While many people enjoy jumping in the cold water to swim the ocean, I enjoy sitting and watching the existence that is the ocean and everything that makes the deep blue water the living organism that fuels our planet. I watch the people on the beach, if there are any, and the things they do to enjoy their time. Or I take a walk, absorbing the details of the scene around me, such as the coarseness of the sand or the way the terns dive into the water or the white noise of the water in perpetual motion.
Old Silver Beach happens to be have a shallow shelf that extends at least 50 yards out into water, so at low tide you can walk most of the shelf with barely more than your waist in the water. There is velvety soft sand starting at ten feet out, easier on the feet than the coarse, pebbly sand at the natural high and low tide lines. There aren’t many shells or sea glass fragments for fossicking, though I gave it my best. I collected a few pieces of well-scrubbed quartz and volcanic rock to take home. My children played in the sand with Daddy and the awesome Aunties, digging forts, building castles, and sifting sand grains.

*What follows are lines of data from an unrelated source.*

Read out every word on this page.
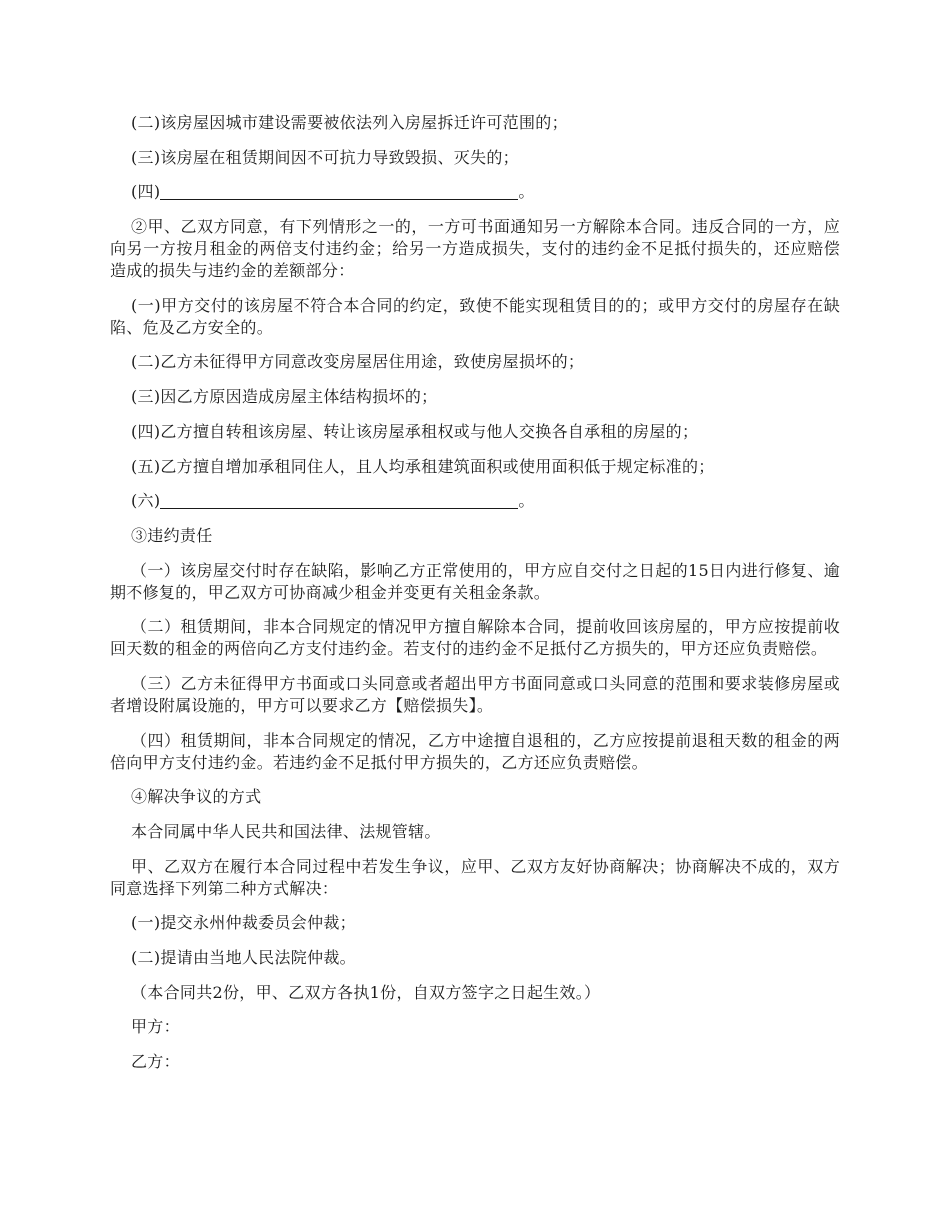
(二)该房屋因城市建设需要被依法列入房屋拆迁许可范围的；

(三)该房屋在租赁期间因不可抗力导致毁损、灭失的；

(四)	。

②甲、乙双方同意，有下列情形之一的，一方可书面通知另一方解除本合同。违反合同的一方，应向另一方按月租金的两倍支付违约金；给另一方造成损失，支付的违约金不足抵付损失的，还应赔偿造成的损失与违约金的差额部分：

(一)甲方交付的该房屋不符合本合同的约定，致使不能实现租赁目的的；或甲方交付的房屋存在缺陷、危及乙方安全的。

(二)乙方未征得甲方同意改变房屋居住用途，致使房屋损坏的；

(三)因乙方原因造成房屋主体结构损坏的；

(四)乙方擅自转租该房屋、转让该房屋承租权或与他人交换各自承租的房屋的；

(五)乙方擅自增加承租同住人，且人均承租建筑面积或使用面积低于规定标准的；

(六)	。

③违约责任

（一）该房屋交付时存在缺陷，影响乙方正常使用的，甲方应自交付之日起的15日内进行修复、逾期不修复的，甲乙双方可协商减少租金并变更有关租金条款。

（二）租赁期间，非本合同规定的情况甲方擅自解除本合同，提前收回该房屋的，甲方应按提前收回天数的租金的两倍向乙方支付违约金。若支付的违约金不足抵付乙方损失的，甲方还应负责赔偿。

（三）乙方未征得甲方书面或口头同意或者超出甲方书面同意或口头同意的范围和要求装修房屋或者增设附属设施的，甲方可以要求乙方【赔偿损失】。

（四）租赁期间，非本合同规定的情况，乙方中途擅自退租的，乙方应按提前退租天数的租金的两倍向甲方支付违约金。若违约金不足抵付甲方损失的，乙方还应负责赔偿。

④解决争议的方式

本合同属中华人民共和国法律、法规管辖。

甲、乙双方在履行本合同过程中若发生争议，应甲、乙双方友好协商解决；协商解决不成的，双方同意选择下列第二种方式解决：

(一)提交永州仲裁委员会仲裁；

(二)提请由当地人民法院仲裁。

（本合同共2份，甲、乙双方各执1份，自双方签字之日起生效。）

甲方：

乙方：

The children jump into the water without much apprehension, hurrying out into the short waves with boogie boards, goggles, balls, and buckets. My little one coined the term “sea salad” while running away from bits of kelp and sea grass washing up the shore. Amongst the green bits, I noticed some fragments of sea grass moving against the current. Following one, I discovered these were actually pipefish, a member of the same family as seahorses, swimming along the shore. These are six to eight inches long and colored to blend in with the seagrass. I also spotted hermit crabs (one of which pinched my foot as I walked too close), clams, oysters, gulls, terns, and a flock of four swans flying overhead. The swans nest in inlets and estuaries along the coast.
My husband and I decided to walk up the nearby estuary at low tide. The current coming out of the reinforced channel was nearly strong enough to push us back out to the sea. We trudged ahead, curious what we would find in the grassy wetland on the other side of the road. More oysters and other shellfish cluttered the shores. Gulls nested in high areas that were surrounded by water at any tide. Minnows swarmed in the current, popping to the surface to feed on passing algae and bugs. Shrimp moved about in the brackish water. Fiddler crabs no larger than tennis balls scuttled in the mud, hiding in their burrows so fast you barely got a look at them. Later, I observed the tide pushing into the estuary and submerging most of the sandbars.
Back at the beach, where we parked our belongings for several hours of the day, we ate a picnic lunch of sandwiches, chips, and cookies. The ring-billed gulls attempted to make friends with our party, daring within a few feet hoping we’d toss a scrap. We refused and they moved on to the next beach blanket. After lunch, there was more water and sand time. We usually attracted children from other families when we played ball in the water. One pair of children joined us and our Waboba (Water Bouncing Ball), and we noticed that they were being attended by a pair of young care givers whose main purpose on the beach was sunbathing and texting.
My son, who until this trip was complaining that he was terrified of water and crossing it in any form, such as bridges or boats, made his way to the farthest edge of the underwater shelf and didn’t complain once about getting his head wet. He wasn’t worried at all about the water into which he’d plunged. He was happy to find other kids to play with during the summer days.
My daughter waded out while holding hands with an adult. She’s only 2 1/2 and easily knocked over by incoming waves. She ventured out about half-way from dry land before heading back, grinning the entire time.
One of the best parts about Cape Cod lodging is the outdoor shower, so the sand and salt stays outside where it belongs. The house we rented this year had a shower with a spacious cedar frame and walls and plenty of hot water for the six of us to wash up (separately) before going inside. After a great day at the beach, it was time for clam chowder.